もう着替えて来たのか、さっきとは違う服を着ている。

ワンピースみたいな、すぽっと頭からかぶって着るようなやつ。

ちなみに着替える前は上着着て、ズボンはいてた。


「ごめんなさいヴォルガーさん、ルルったら今日は落ち着きがないみたいで」

「全然構わないですよ、ただ…ちょっと相談する感じではなくなりましたね」


 ルルイエがいるということは当然ラライアも来てるということで、やっぱり先ほどのように、今度は父親の影から俺のことをのぞいていた。


「そうだ、良ければ皆さん今日は私の屋敷に泊って行って下さい」


 レックスさんがそう提案してきた。

今日はもう子供たちの相手をしたら宿に帰って、また明日にでも出直してこようかと思っていたが、ここは泊まっていくことにするか。 
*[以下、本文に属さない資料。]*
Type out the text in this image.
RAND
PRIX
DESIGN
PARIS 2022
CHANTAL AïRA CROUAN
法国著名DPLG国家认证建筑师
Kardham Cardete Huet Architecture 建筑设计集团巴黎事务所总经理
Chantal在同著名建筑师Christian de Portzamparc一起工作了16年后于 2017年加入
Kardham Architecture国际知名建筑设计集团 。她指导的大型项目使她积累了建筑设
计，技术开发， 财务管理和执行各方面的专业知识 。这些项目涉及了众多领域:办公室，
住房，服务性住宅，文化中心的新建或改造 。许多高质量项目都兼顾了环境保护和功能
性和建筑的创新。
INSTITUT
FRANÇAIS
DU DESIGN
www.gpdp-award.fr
あんまり相手の提案を断るのもメンツ潰すみたいでアレだし。


「ではお言葉に甘えて…皆もそれでいい?」

「我は構わん」

「わ、私も…いいよ、ヴォルるんがいるなら…」

「私も別に構いません、宿代も浮きますからね」


 あれ…なんだろう、アイラに財布の心配されてる?

もしかしてさっき金受け取らなかったの気にしてる?


「あっ、この子みたことある!えーとえーと…」

「な、なんですか、ちょ、顔をそんなに近づけないでください」


 …まあいいか、深く気にしないでおこう。

それよりアイラはルルイエに絡まれてうろたえているようだが、やはり子供には子供の友達が必要だろう。
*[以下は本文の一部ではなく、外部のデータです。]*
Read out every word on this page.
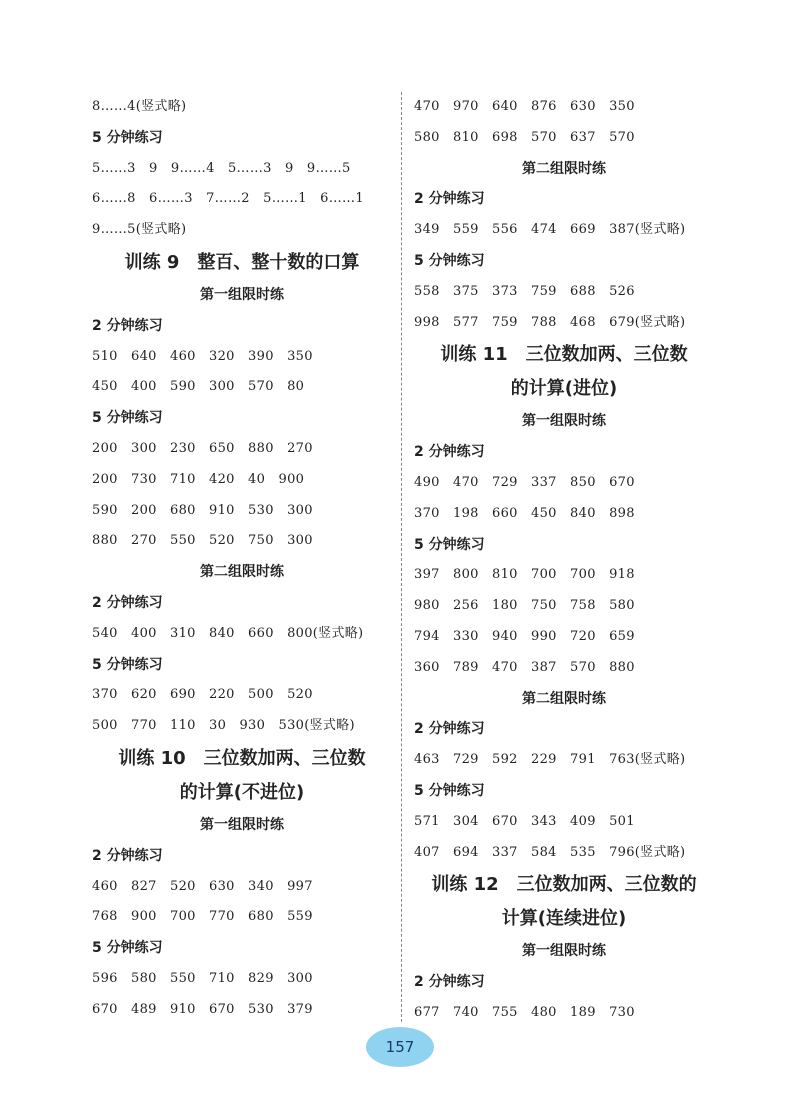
8……4(竖式略)
5 分钟练习
5……3　9　9……4　5……3　9　9……5
6……8　6……3　7……2　5……1　6……1
9……5(竖式略)
训练 9　整百、整十数的口算
第一组限时练
2 分钟练习
510　640　460　320　390　350
450　400　590　300　570　80
5 分钟练习
200　300　230　650　880　270
200　730　710　420　40　900
590　200　680　910　530　300
880　270　550　520　750　300
第二组限时练
2 分钟练习
540　400　310　840　660　800(竖式略)
5 分钟练习
370　620　690　220　500　520
500　770　110　30　930　530(竖式略)
训练 10　三位数加两、三位数
的计算(不进位)
第一组限时练
2 分钟练习
460　827　520　630　340　997
768　900　700　770　680　559
5 分钟练习
596　580　550　710　829　300
670　489　910　670　530　379
470　970　640　876　630　350
580　810　698　570　637　570
第二组限时练
2 分钟练习
349　559　556　474　669　387(竖式略)
5 分钟练习
558　375　373　759　688　526
998　577　759　788　468　679(竖式略)
训练 11　三位数加两、三位数
的计算(进位)
第一组限时练
2 分钟练习
490　470　729　337　850　670
370　198　660　450　840　898
5 分钟练习
397　800　810　700　700　918
980　256　180　750　758　580
794　330　940　990　720　659
360　789　470　387　570　880
第二组限时练
2 分钟练习
463　729　592　229　791　763(竖式略)
5 分钟练习
571　304　670　343　409　501
407　694　337　584　535　796(竖式略)
训练 12　三位数加两、三位数的
计算(连续进位)
第一组限时练
2 分钟练习
677　740　755　480　189　730
157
そして、同年代の女の子から女の子らしい遊びを是非学んでほしい。

ミミズを引きちぎって笑みを浮かべるような、そんな遊びにはまってほしくはないのだ。


「相談の件はまたあとで」

「わかりました、夜でも構いませんか、その頃には落ち着いて話せると思うので」

「ええ、それでお願いします」


 夜までに…そうだな、ディーナもなんかちょっと普段以上におかしいから話をしておくか。


「ほっほ、では私はお部屋の用意をしてまいります」


 いつの間にかいたヤングさんが、部屋の中を眺めながらそう言った。